Hydrogen sulfide (H(2)S) is a vital signaling molecule involved in various physiological processes; however, the mechanisms underlying its systemic signaling remain poorly understood. We hypothesized that albumin, the predominant plasma protein and a vital sulfhydryl carrier, mediated systemic H(2)S signaling, which could potentially treat H(2)S-deficient diseases. This study aimed to investigate this hypothesis. Our results showed the presence of sulfhydrated proteins in normal mouse serum, with albumin being particularly enriched. The level of sulfhydration was influenced by H(2)S availability and the redox environment. In vitro incubation of albumin with NaHS resulted in an increased number of sulfhydrated groups. Under reductive conditions, this sulfhydrated albumin (-SSH-Alb) released substantial amounts of H(2)S. When -SSH-Alb was added to cultured endothelial cells, it activated the cAMP signaling pathway, upregulated cystathionine γ-lyase (CSE) expression, and enhanced intracellular H(2)S levels. In an in vitro inflammatory model involving macrophages and endothelial cells, -SSH-Alb inhibited macrophage adhesion, reduced LPS-induced expression of adhesion molecules, and suppressed cytokine production and inflammasome activation. These effects correlated with improved cellular redox status.

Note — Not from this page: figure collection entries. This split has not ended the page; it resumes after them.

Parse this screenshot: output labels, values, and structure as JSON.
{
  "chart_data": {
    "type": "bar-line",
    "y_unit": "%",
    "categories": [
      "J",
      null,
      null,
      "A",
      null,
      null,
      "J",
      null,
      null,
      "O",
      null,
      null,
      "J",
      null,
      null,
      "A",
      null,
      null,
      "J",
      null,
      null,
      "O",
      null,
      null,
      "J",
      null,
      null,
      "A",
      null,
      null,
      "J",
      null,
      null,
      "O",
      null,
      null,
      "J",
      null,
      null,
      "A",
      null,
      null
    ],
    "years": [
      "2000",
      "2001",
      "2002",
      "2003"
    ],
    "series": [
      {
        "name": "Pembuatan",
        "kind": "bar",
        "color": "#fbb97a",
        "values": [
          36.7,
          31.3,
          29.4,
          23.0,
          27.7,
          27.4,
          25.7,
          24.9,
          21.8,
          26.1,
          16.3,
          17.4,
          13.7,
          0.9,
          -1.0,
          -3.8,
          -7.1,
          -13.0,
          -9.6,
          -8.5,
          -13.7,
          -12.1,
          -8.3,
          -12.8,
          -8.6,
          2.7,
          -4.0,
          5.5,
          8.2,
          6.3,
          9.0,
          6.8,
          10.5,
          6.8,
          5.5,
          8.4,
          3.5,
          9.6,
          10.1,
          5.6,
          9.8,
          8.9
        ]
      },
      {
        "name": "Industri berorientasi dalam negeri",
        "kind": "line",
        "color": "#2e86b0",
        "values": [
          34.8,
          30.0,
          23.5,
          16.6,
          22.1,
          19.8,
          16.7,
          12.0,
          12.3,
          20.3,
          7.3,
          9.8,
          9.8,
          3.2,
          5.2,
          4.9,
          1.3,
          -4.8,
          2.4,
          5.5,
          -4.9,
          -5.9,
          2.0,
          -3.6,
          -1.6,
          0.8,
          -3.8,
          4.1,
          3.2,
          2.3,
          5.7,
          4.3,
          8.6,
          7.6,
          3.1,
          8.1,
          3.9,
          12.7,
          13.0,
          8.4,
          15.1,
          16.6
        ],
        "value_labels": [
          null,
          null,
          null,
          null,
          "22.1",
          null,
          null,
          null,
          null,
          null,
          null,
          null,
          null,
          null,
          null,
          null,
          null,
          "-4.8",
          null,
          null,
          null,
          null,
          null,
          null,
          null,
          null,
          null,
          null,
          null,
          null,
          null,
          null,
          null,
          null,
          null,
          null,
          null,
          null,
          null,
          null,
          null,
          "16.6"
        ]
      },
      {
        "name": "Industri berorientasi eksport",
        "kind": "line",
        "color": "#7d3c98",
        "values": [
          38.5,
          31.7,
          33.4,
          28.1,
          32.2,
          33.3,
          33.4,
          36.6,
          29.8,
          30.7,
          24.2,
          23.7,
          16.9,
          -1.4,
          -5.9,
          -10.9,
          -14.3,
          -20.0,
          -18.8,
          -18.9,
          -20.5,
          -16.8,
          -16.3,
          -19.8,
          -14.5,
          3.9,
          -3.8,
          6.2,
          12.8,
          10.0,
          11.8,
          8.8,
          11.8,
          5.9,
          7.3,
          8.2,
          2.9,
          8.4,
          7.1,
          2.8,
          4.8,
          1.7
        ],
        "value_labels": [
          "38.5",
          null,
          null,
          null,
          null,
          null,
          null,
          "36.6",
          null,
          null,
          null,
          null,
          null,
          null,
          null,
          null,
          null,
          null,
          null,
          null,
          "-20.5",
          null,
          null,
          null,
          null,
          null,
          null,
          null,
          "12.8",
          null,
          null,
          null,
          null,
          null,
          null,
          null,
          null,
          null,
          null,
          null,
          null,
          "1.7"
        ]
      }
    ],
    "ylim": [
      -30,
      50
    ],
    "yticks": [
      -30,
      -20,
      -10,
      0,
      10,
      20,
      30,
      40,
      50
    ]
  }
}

Furthermore, in vivo administration of -SSH-Alb protected mice from doxorubicin (DOX)-induced cardiotoxicity and intestinal damage. It improved mouse mortality, and alleviated ferroptotic cardiac injury and gut barrier dysfunction. These therapeutic benefits were associated with rebalanced local and systemic redox status. In summary, our study reveals that -SSH-Alb reserves, transmits, and amplifies H(2)S signals and exhibits significant anti-inflammatory and antioxidant properties. This characteristic of -SSH-Alb holds promise for preventing and treating a wide range of diseases.